Friday, June 6, 2008

GUEST POST: It Isn't Nice

This morning I'm pleased to bring you another rockin guest post from Virginia Rutter, sociology prof at Framingham State College, who is, in my estimation, quite nice. And a sassy writer to boot. Enjoy! -GWP

It Isn't Nice, by Virginia Rutter

"It isn't nice." That is how I explained my extremely negative response to Todd Purdum's Vanity Fair article on Bill Clinton and to TP's press interviews this week. It isn't nice to go around speculating about people's sex lives (at least in public), but TP did. It isn't nice to speculate about their health either. TP did.

Todd Purdum dedicates his first several paragraphs drawing tawdry atmosphere—we get the whiff of "Air Fuck One" that whisked Bill's attendant "motley crew" to a wedding last summer in Paris. This sets the tone. And then for balance, there's a line or two about, oh jeepers y'all, I'm not saying there is any evidence of philandering. Golly, I just want to tell you that some of Clinton's old staffers worry about it. And then more paragraphs of tawdry atmosphere.

(1-800-CALL FOUCAULT is how my friends in the English department respond.)

One of the nice things, to me, about leaving behind the 1990s was leaving behind this kind of pants-sniffing political story telling. (Is that a not-nice thing to say? I'll ponder that.) Remember, the story telling we have this decade is about the big lies we know about – on the economy, the war, on civil liberties, not little hypothetical lies we heard someone say someone said something about. That's just not nice.

But here is what was pathetic: In interviews, TP is all like, I wasn't insinuating anything about Bill Clinton's behavior. The facts I am reporting are about how some Clinton staffers are worried about some people who are talking and thinking it might be possible that maybe Bill is, has, or will mess around. The news: someone feels anxious thinking about sex.

(1-800-CALL FREUD is how my friends in the psychology department respond.)

In interview after interview, TP keeps to his message, I repeat I am not insinuating about Bill's sex life, I have no information about that. Sounds (ironically), a little bit like "depends upon what the definition of is is." That's soooo 1990s. That's not nice—wasn't then, isn't now.

Here's the deal, TP: write your "sleazy" story whatever way you want, whatever way your editors will tolerate or goad you into. If you can tolerate not being nice, and it passes muster in your business, go ahead. And, if you do it in the service of asking the hard questions, about financing his foundation, his livelihood, well, reasonable minds can accept that. But don't also be pathetic.

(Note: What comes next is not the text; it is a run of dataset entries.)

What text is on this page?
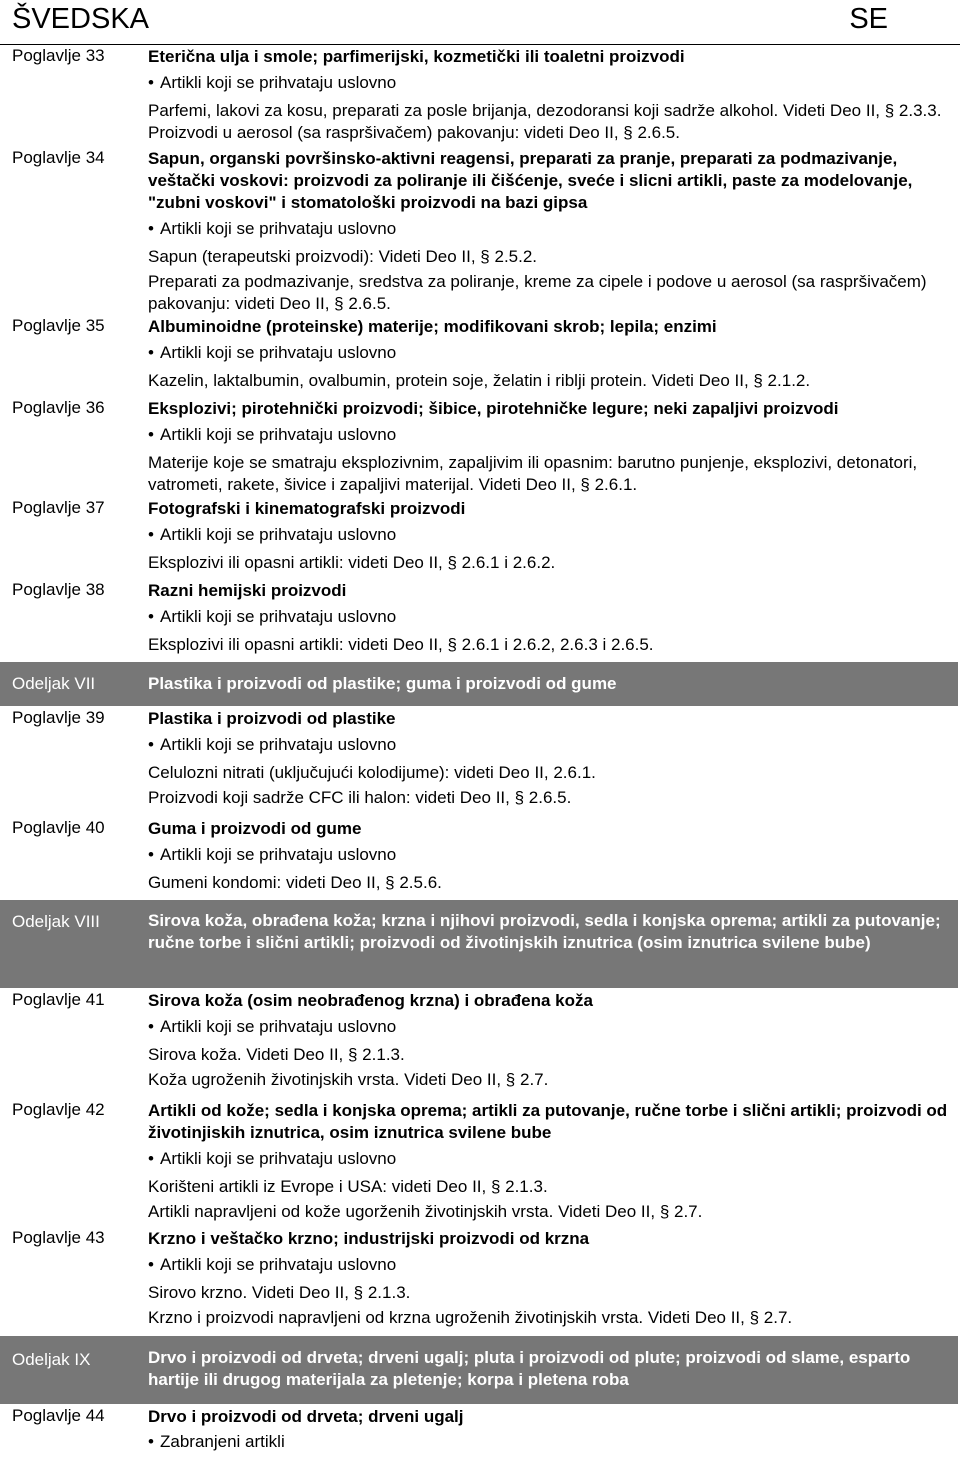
ŠVEDSKA	SE
Poglavlje 33	Eterična ulja i smole; parfimerijski, kozmetički ili toaletni proizvodi
• Artikli koji se prihvataju uslovno
Parfemi, lakovi za kosu, preparati za posle brijanja, dezodoransi koji sadrže alkohol. Videti Deo II, § 2.3.3. Proizvodi u aerosol (sa raspršivačem) pakovanju: videti Deo II, § 2.6.5.
Poglavlje 34	Sapun, organski površinsko-aktivni reagensi, preparati za pranje, preparati za podmazivanje, veštački voskovi: proizvodi za poliranje ili čišćenje, sveće i slicni artikli, paste za modelovanje, "zubni voskovi" i stomatološki proizvodi na bazi gipsa
• Artikli koji se prihvataju uslovno
Sapun (terapeutski proizvodi): Videti Deo II, § 2.5.2.
Preparati za podmazivanje, sredstva za poliranje, kreme za cipele i podove u aerosol (sa raspršivačem) pakovanju: videti Deo II, § 2.6.5.
Poglavlje 35	Albuminoidne (proteinske) materije; modifikovani skrob; lepila; enzimi
• Artikli koji se prihvataju uslovno
Kazelin, laktalbumin, ovalbumin, protein soje, želatin i riblji protein. Videti Deo II, § 2.1.2.
Poglavlje 36	Eksplozivi; pirotehnički proizvodi; šibice, pirotehničke legure; neki zapaljivi proizvodi
• Artikli koji se prihvataju uslovno
Materije koje se smatraju eksplozivnim, zapaljivim ili opasnim: barutno punjenje, eksplozivi, detonatori, vatrometi, rakete, šivice i zapaljivi materijal. Videti Deo II, § 2.6.1.
Poglavlje 37	Fotografski i kinematografski proizvodi
• Artikli koji se prihvataju uslovno
Eksplozivi ili opasni artikli: videti Deo II, § 2.6.1 i 2.6.2.
Poglavlje 38	Razni hemijski proizvodi
• Artikli koji se prihvataju uslovno
Eksplozivi ili opasni artikli: videti Deo II, § 2.6.1 i 2.6.2, 2.6.3 i 2.6.5.
Odeljak VII	Plastika i proizvodi od plastike; guma i proizvodi od gume
Poglavlje 39	Plastika i proizvodi od plastike
• Artikli koji se prihvataju uslovno
Celulozni nitrati (uključujući kolodijume): videti Deo II, 2.6.1.
Proizvodi koji sadrže CFC ili halon: videti Deo II, § 2.6.5.
Poglavlje 40	Guma i proizvodi od gume
• Artikli koji se prihvataju uslovno
Gumeni kondomi: videti Deo II, § 2.5.6.
Odeljak VIII	Sirova koža, obrađena koža; krzna i njihovi proizvodi, sedla i konjska oprema; artikli za putovanje; ručne torbe i slični artikli; proizvodi od životinjskih iznutrica (osim iznutrica svilene bube)
Poglavlje 41	Sirova koža (osim neobrađenog krzna) i obrađena koža
• Artikli koji se prihvataju uslovno
Sirova koža. Videti Deo II, § 2.1.3.
Koža ugroženih životinjskih vrsta. Videti Deo II, § 2.7.
Poglavlje 42	Artikli od kože; sedla i konjska oprema; artikli za putovanje, ručne torbe i slični artikli; proizvodi od životinjiskih iznutrica, osim iznutrica svilene bube
• Artikli koji se prihvataju uslovno
Korišteni artikli iz Evrope i USA: videti Deo II, § 2.1.3.
Artikli napravljeni od kože ugorženih životinjskih vrsta. Videti Deo II, § 2.7.
Poglavlje 43	Krzno i veštačko krzno; industrijski proizvodi od krzna
• Artikli koji se prihvataju uslovno
Sirovo krzno. Videti Deo II, § 2.1.3.
Krzno i proizvodi napravljeni od krzna ugroženih životinjskih vrsta. Videti Deo II, § 2.7.
Odeljak IX	Drvo i proizvodi od drveta; drveni ugalj; pluta i proizvodi od plute; proizvodi od slame, esparto hartije ili drugog materijala za pletenje; korpa i pletena roba
Poglavlje 44	Drvo i proizvodi od drveta; drveni ugalj
• Zabranjeni artikli
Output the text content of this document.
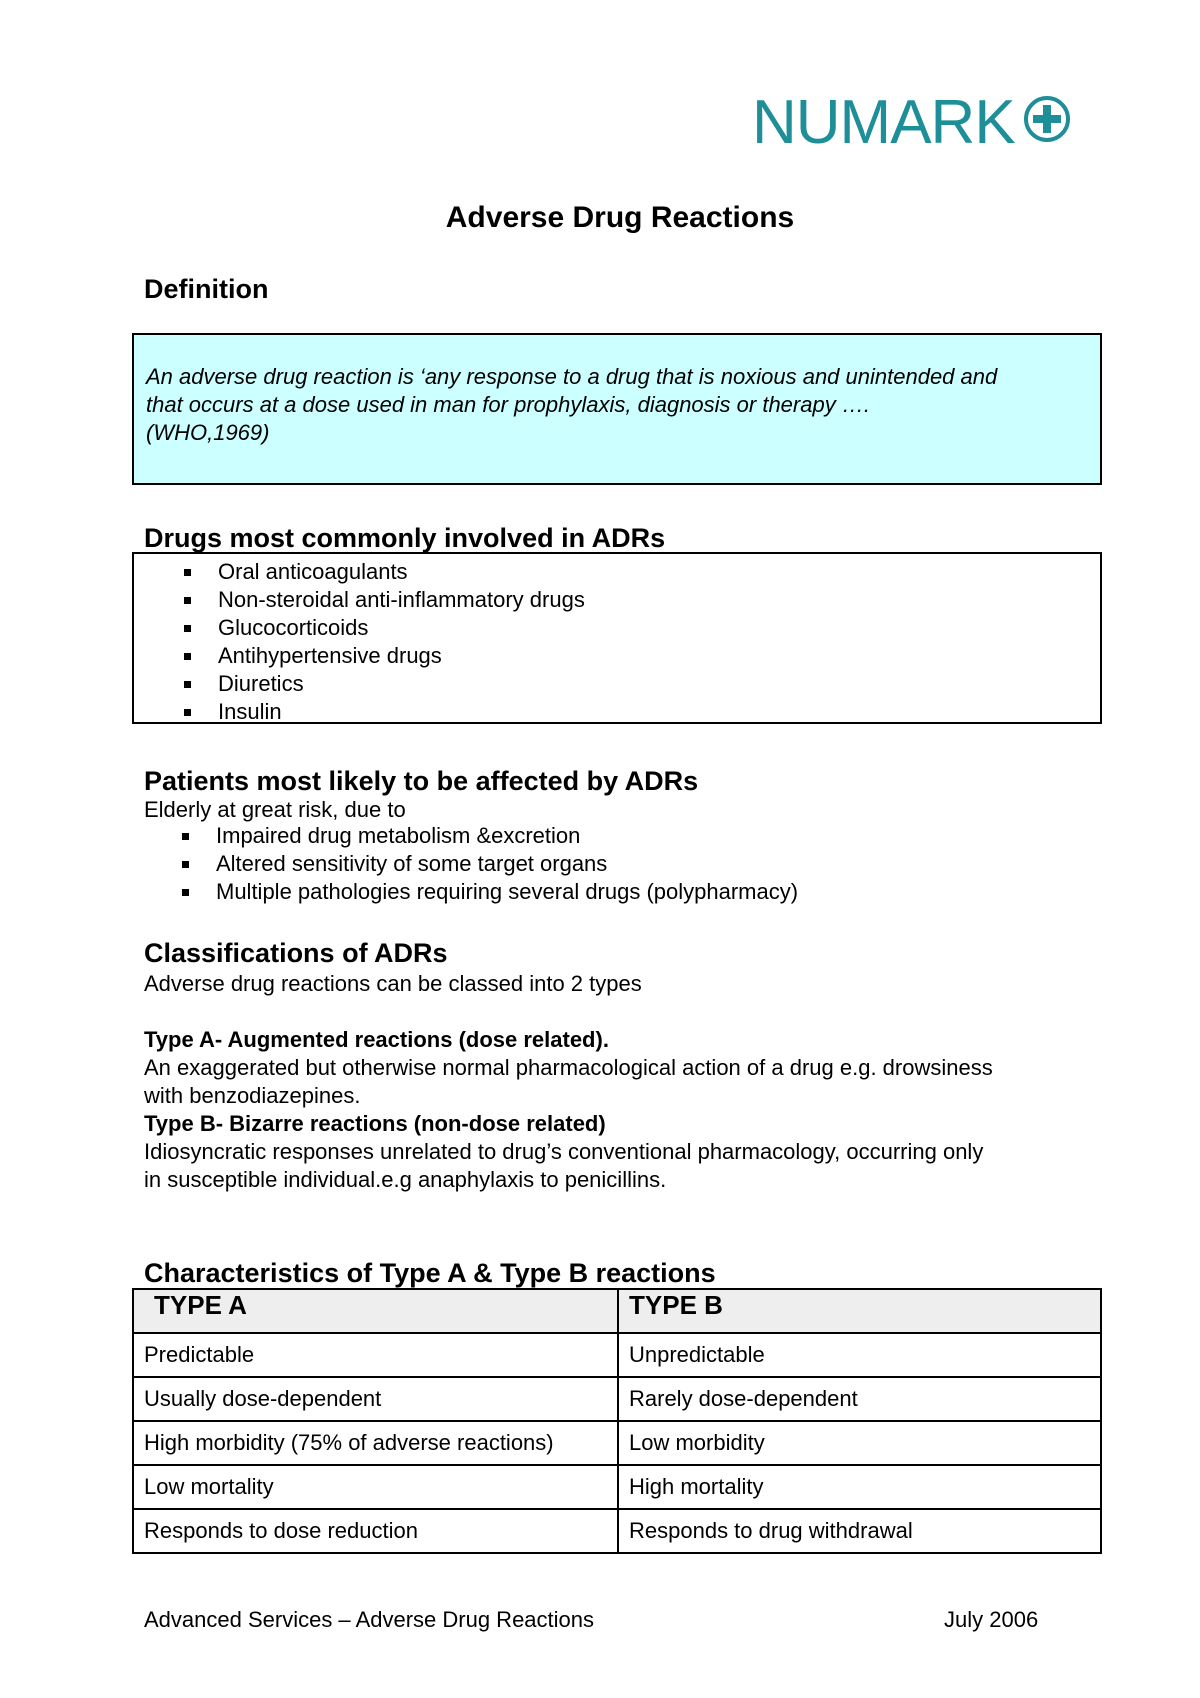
NUMARK
Adverse Drug Reactions
Definition

An adverse drug reaction is ‘any response to a drug that is noxious and unintended and
that occurs at a dose used in man for prophylaxis, diagnosis or therapy ….
(WHO,1969)

Drugs most commonly involved in ADRs
Oral anticoagulants
Non-steroidal anti-inflammatory drugs
Glucocorticoids
Antihypertensive drugs
Diuretics
Insulin
Patients most likely to be affected by ADRs
Elderly at great risk, due to
Impaired drug metabolism &excretion
Altered sensitivity of some target organs
Multiple pathologies requiring several drugs (polypharmacy)
Classifications of ADRs
Adverse drug reactions can be classed into 2 types
Type A- Augmented reactions (dose related).
An exaggerated but otherwise normal pharmacological action of a drug e.g. drowsiness
with benzodiazepines.
Type B- Bizarre reactions (non-dose related)
Idiosyncratic responses unrelated to drug’s conventional pharmacology, occurring only
in susceptible individual.e.g anaphylaxis to penicillins.
Characteristics of Type A & Type B reactions
TYPE A	TYPE B
Predictable	Unpredictable
Usually dose-dependent	Rarely dose-dependent
High morbidity (75% of adverse reactions)	Low morbidity
Low mortality	High mortality
Responds to dose reduction	Responds to drug withdrawal
Advanced Services – Adverse Drug Reactions	July 2006
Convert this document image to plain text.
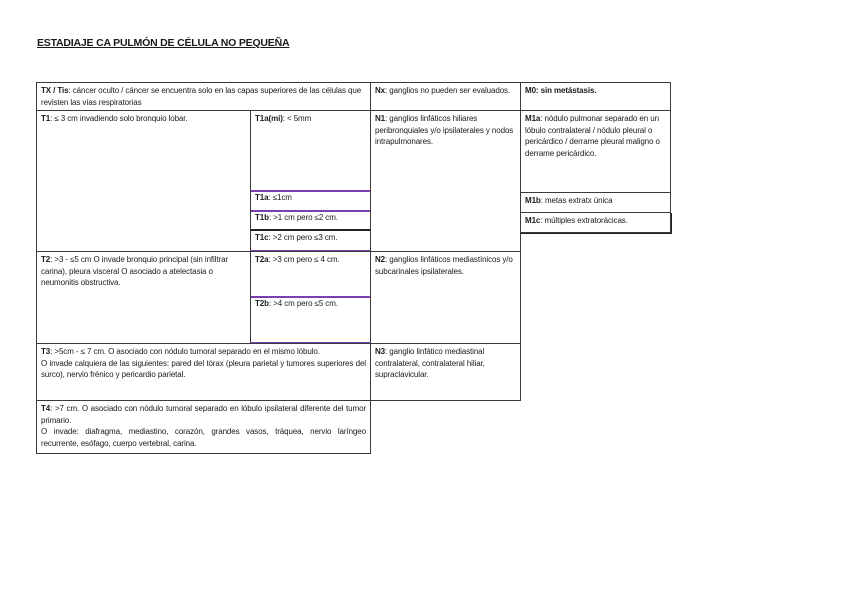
ESTADIAJE CA PULMÓN DE CÉLULA NO PEQUEÑA
TX / Tis: cáncer oculto / cáncer se encuentra solo en las capas superiores de las células que revisten las vías respiratorias
Nx: ganglios no pueden ser evaluados.	M0: sin metástasis.
T1: ≤ 3 cm invadiendo solo bronquio lobar.	T1a(mi): < 5mm
T1a: ≤1cm
T1b: >1 cm pero ≤2 cm.
T1c: >2 cm pero ≤3 cm.
N1: ganglios linfáticos hiliares peribronquiales y/o ipsilaterales y nodos intrapulmonares.
M1a: nódulo pulmonar separado en un lóbulo contralateral / nódulo pleural o pericárdico / derrame pleural maligno o derrame pericárdico.
M1b: metas extratx única
M1c: múltiples extratorácicas.
T2: >3 - ≤5 cm O invade bronquio principal (sin infiltrar carina), pleura visceral O asociado a atelectasia o neumonitis obstructiva.
T2a: >3 cm pero ≤ 4 cm.
T2b: >4 cm pero ≤5 cm.
N2: ganglios linfáticos mediastínicos y/o subcarinales ipsilaterales.
T3: >5cm - ≤ 7 cm. O asociado con nódulo tumoral separado en el mismo lóbulo.
O invade calquiera de las siguientes: pared del tórax (pleura parietal y tumores superiores del surco), nervio frénico y pericardio parietal.
N3: ganglio linfático mediastinal contralateral, contralateral hiliar, supraclavicular.
T4: >7 cm. O asociado con nódulo tumoral separado en lóbulo ipsilateral diferente del tumor primario.
O invade: diafragma, mediastino, corazón, grandes vasos, tráquea, nervio laríngeo recurrente, esófago, cuerpo vertebral, carina.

And that brings me to the health stuff. The TP anxiety report extends the apprehension among well meaning FOBs about the psychological impact of his heart by-pass surgery. Makes you cranky. Impulsive. Changes your personality. No doubt big medical interventions, similar to a trauma, influence--or have the odds of influencing--state of mind. But if you are going to speculate about that, some other facts in evidence merit consideration—aka speculation—too. What else could influence Bill's state of mind and make him irritable or impulsive? Let's see, there's the trauma of the 2000 election, the doubledarktrauma of the 2004 election, the traumatimesinfinity that has been the Bush administration. You could say, well we should all be a little irritable (aren't we?)—but as irritable as the regular folk are, think about this happening when the party and the government are your baby.

And then there is the issue of gender. Just like there are no good gender scripts available for a woman in a powerful position and how best to respond when people market a nutcracker in her image (and the like), there are equally no good gender scripts available for a man in a powerful position to respond to this kind of treatment of the woman he loves.

What I mean by gender scripts is that nearly all women—whether feminist or not—are raised with ideas about delicacy; nearly all men—whether a former president or not—are raised with ideas about protectiveness. What can give a person irritatsia is when the scripts are uncertain. Bill Clinton is a feminist man who has forged a partnership with a woman who is his equal; he has given real support to her. He hasn't been perfect. But the gender trap in this situation isn't his clinging to old ideas of male privilege, it is not having a way to reconcile all those expectations about gallantry with the expectations Bill has bought into about equality in his marriage. And if you are a man reading this you may recall times when you have felt damn irritable, maybe even sometimes reactive, when it seems impossible to get it right.

From the look of Todd Purdum's Vanity Fair piece, it seems impossible for Bill to get it right. Turns out it is impossible for any of us to get it right. Including TP. And I think that understanding that is being nice.